Capability template Description
ADLS synchronization Used to connect to Azure Data Lake Storage (ADLS)
Catalog Data Classification

Used to classify data from a registered JDBC data source in the Edge site.

This capability can't be added to an Edge site that uses a MITM proxy.

Catalog JDBC ingestion
  • Used to register a data source and synchronize schemas from a data source via a JDBC connection.
  • This capability can't be added to an Edge site that uses a MITM proxy.

    Catalog JDBC Sampling

    Used to collect and cache sample data from a data source in the Edge site via a JDBC connection.

    Ensure that you meet the additional Catalog JDBC Sampling hardware requirements, in addition to the Edge site requirements.

    This capability can't be added to an Edge site that uses a MITM proxy.

    Collibra Protect for AWS Lake Formation

    Used to set up Protect for AWS Lake Formation.

    This capability can't be added to an Edge site that uses a MITM proxy.

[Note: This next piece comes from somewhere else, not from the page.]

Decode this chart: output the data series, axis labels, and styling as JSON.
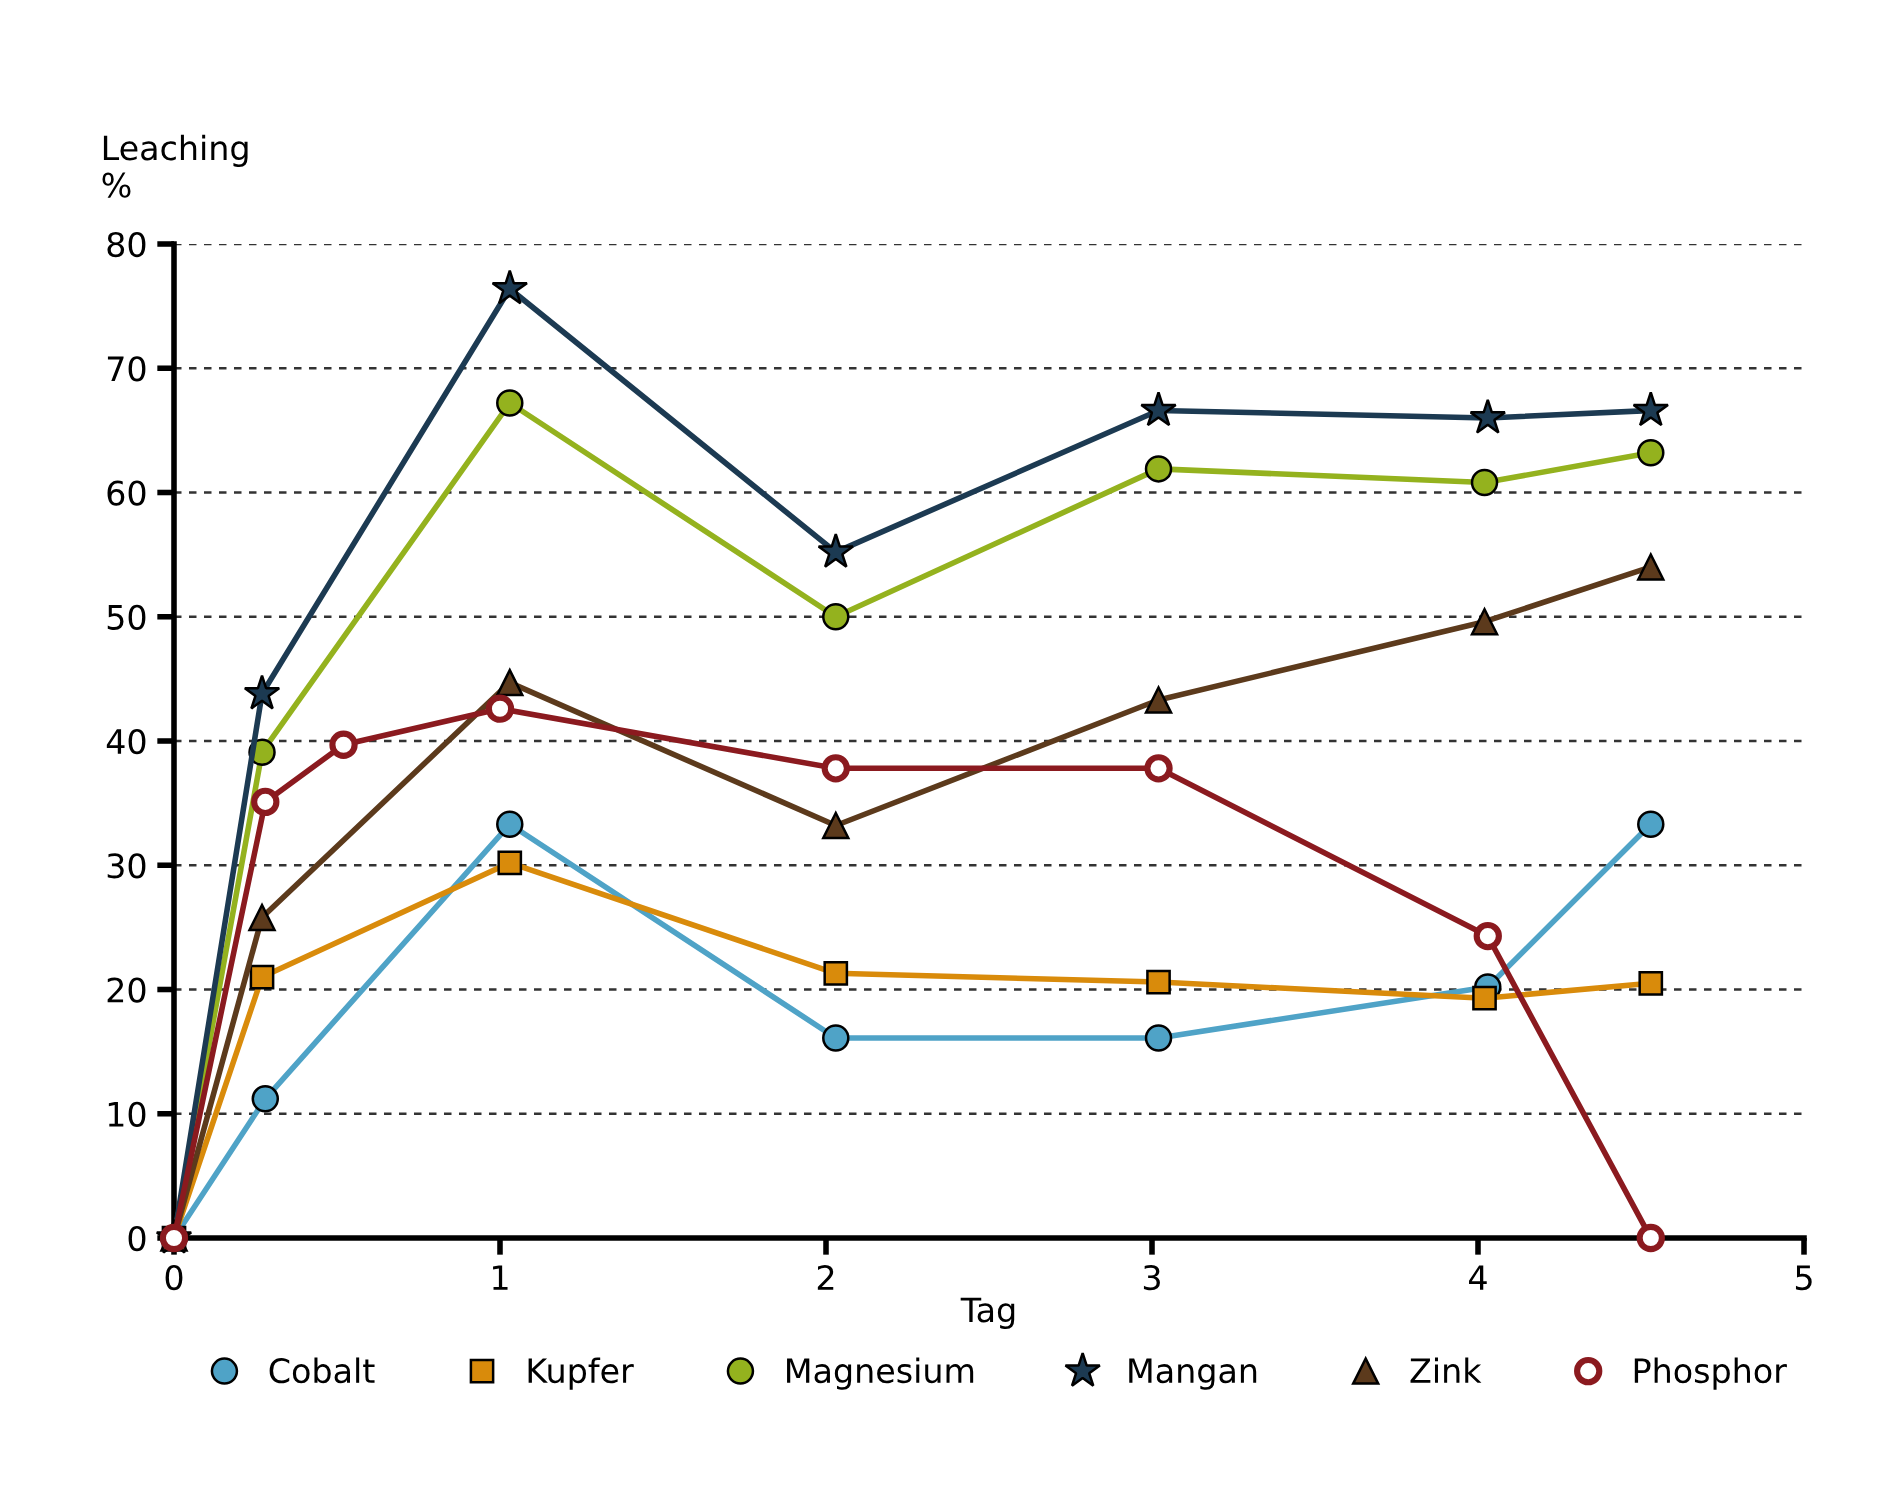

    Collibra Protect for Google BigQuery

    Used to set up Protect for BigQuery.

    This capability can't be added to an Edge site that uses a MITM proxy.

    Collibra Protect for Snowflake

    Used to set up Protect for Snowflake.

    This capability can't be added to an Edge site that uses a MITM proxy.

    DQ Connector

    Used to ingest Collibra Data Quality & Observability user-defined rules, metrics, and dimensions into Collibra Data Catalog.

    This capability can't be added to an Edge site that uses a MITM proxy.

    GCS synchronization Used to connect to Google Cloud Storage.
    JDBC Profiling

    Used to profile and classify data from a registered data source.

    This capability can't be added to an Edge site that uses a MITM proxy.

    S3 synchronization Used to connect to Amazon S3.
    Databricks Unity Catalog synchronization Used to connect to Databricks Unity Catalog.
    Technical lineage capabilities

    Used to create technical lineage for different data sources. For details, go to: Add a technical lineage capability to an Edge site.

    Ensure that you meet the additional Technical Lineage minimum network requirements, in addition to the Edge site requirements.

    You can use a man-in-the-middle (MITM) proxy between Edge and the Collibra Data Lineage service instances. For details on which data sources support the use of proxies, go to Create a technical lineage via Edge, select your data source, and see our test results in the Connect to a proxy server section.

    Important While these capability templates are available for all customers, the features that you use them for might still be in beta.

    Capability template structure

    Each Edge capability template contains the following:

    File

    Description

    A manifest file (YAML)

    This file contains the capability metadata and input parameter requirements.

    A workflow file (YAML)

    This file defines the workflow and binds the parameters to capability containers.

    Docker images

    One or more Docker images that implement the business logic.

    Note Each type of capability has its own required custom properties. These properties appear after you select a capability template from the dropdown menu.